I will give way briefly to my right hon. Friend and then I will make some progress because I know that other people wish to speak.
In the same spirit as my hon. Friend the Member for Romford (Andrew Rosindell), I say that the key thing is that the criminal justice system must be retributive. This is not about treating people who are sick, but about punishing people who are guilty. Until we send out that signal from this place, the general public will believe, with cause, that we do not understand what they know to be happening in their communities.
My right hon. Friend is absolutely right. We hear very little in this place about people being punished for committing crimes, but there is nothing wrong with it. Again, on these kinds of issue, this House is completely out of touch with the general public in their views on law and order, sentencing and the criminal justice system, but my right hon. Friend, as usual, is not.
I think that there is a quite an important drafting mistake in the Bill, and the House of Commons Library seems to agree with me. Clause 26 amends the two Acts dealing with the offence of threatening with a knife and changes the test regarding the level of physical harm likely to result from the knife. I welcome that. I certainly welcome the thrust of what this clause seeks to do. As the clause is worded, it will still leave in law the definition of violence as being the original higher test. This is what the Library says on this point, and hopefully the Minister will take note of it.

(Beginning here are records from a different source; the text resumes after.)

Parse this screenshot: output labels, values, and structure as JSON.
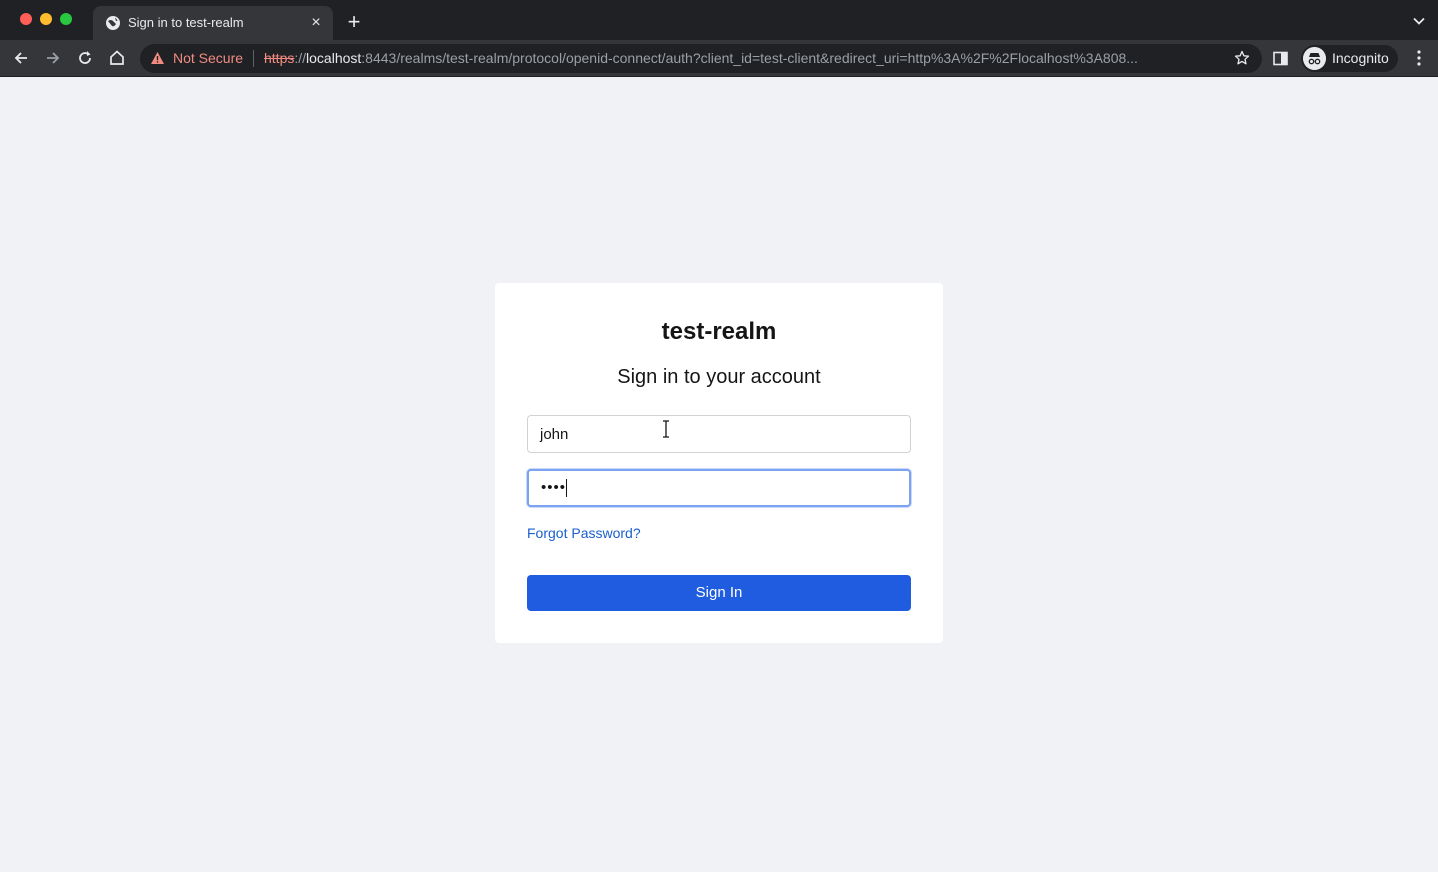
{
  "browser": {
    "tab": {
      "title": "Sign in to test-realm"
    },
    "omnibox": {
      "security_label": "Not Secure",
      "url_scheme": "https",
      "url_scheme_sep": "://",
      "url_host": "localhost",
      "url_rest": ":8443/realms/test-realm/protocol/openid-connect/auth?client_id=test-client&redirect_uri=http%3A%2F%2Flocalhost%3A808..."
    },
    "profile": {
      "label": "Incognito"
    },
    "icons": [
      "globe-icon",
      "close-icon",
      "plus-icon",
      "chevron-down-icon",
      "back-icon",
      "forward-icon",
      "reload-icon",
      "home-icon",
      "warning-icon",
      "star-icon",
      "side-panel-icon",
      "incognito-icon",
      "more-icon"
    ]
  },
  "login": {
    "realm_title": "test-realm",
    "heading": "Sign in to your account",
    "username_value": "john",
    "password_masked": "••••",
    "forgot_password": "Forgot Password?",
    "submit_label": "Sign In"
  },
  "colors": {
    "page_background": "#f0f2f5",
    "primary_button": "#1f5ce0",
    "link": "#1a5fcc",
    "focus_ring": "#7ca3f0",
    "warning": "#f28b82"
  }
}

“Section 139AA (4) and section 1A (2) both define the term ‘serious physical harm’, which forms part of the current wording of the offences set out in section 139AA and section 1A. However, the term ‘serious physical harm’ is not used in the proposed new wording for the offence as set out in clause 26, and would instead be replaced by the term ‘physical harm’. Clause 26 does not set out any particular definition for the term ‘physical harm’, nor does it amend or remove the existing definition of ‘serious physical harm’ in sections 139AA (4) and section 1A (2).”

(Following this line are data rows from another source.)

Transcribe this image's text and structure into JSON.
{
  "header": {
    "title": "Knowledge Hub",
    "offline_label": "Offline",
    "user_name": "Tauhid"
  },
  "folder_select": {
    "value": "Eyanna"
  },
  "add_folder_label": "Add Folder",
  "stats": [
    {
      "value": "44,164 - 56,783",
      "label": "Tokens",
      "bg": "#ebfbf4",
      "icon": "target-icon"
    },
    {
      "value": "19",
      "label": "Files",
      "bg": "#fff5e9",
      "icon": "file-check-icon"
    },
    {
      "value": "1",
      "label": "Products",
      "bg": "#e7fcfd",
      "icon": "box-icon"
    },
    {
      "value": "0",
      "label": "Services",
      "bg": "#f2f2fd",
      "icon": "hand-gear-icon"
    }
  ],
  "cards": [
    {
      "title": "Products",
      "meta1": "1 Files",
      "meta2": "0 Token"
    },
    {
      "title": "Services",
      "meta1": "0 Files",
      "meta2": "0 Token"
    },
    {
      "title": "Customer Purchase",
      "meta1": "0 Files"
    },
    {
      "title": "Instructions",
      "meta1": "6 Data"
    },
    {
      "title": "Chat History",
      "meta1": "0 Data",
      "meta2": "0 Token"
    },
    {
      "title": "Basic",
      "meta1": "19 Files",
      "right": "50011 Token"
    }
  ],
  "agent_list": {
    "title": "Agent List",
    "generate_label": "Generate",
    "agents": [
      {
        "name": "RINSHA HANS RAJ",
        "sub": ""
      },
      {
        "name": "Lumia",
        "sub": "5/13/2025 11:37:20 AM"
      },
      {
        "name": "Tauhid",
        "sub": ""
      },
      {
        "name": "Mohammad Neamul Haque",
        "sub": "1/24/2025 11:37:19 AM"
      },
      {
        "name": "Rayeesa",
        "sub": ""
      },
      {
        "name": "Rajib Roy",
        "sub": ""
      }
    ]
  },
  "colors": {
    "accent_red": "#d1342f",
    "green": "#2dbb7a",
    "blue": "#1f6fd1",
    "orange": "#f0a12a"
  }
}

I do not know what the Government’s intention is here. If they want to define the new term “physical harm”, the existing wording in sections 1139AA (4) and 1A (2) would need to be amended to set out a suitable definition. If they want to leave the new term undefined for the courts to interpret, the existing wording in those measures that I mentioned should be removed altogether.
I hope that the Minister will go away and look at this, because I think that there has been a genuine mistake. I think I know what the Government are trying to do, and they have half done it, but they have not squared the circle.
I want to see a rare outbreak of common sense with regard to criminal justice legislation. Clause 27 will extend the “threatening with a knife” offence to further educational establishments. Although that is a welcome step, it does not go nearly far enough as far as I am concerned. I will be tabling amendments to replace this clause to make it an offence to threaten somebody with a knife anywhere.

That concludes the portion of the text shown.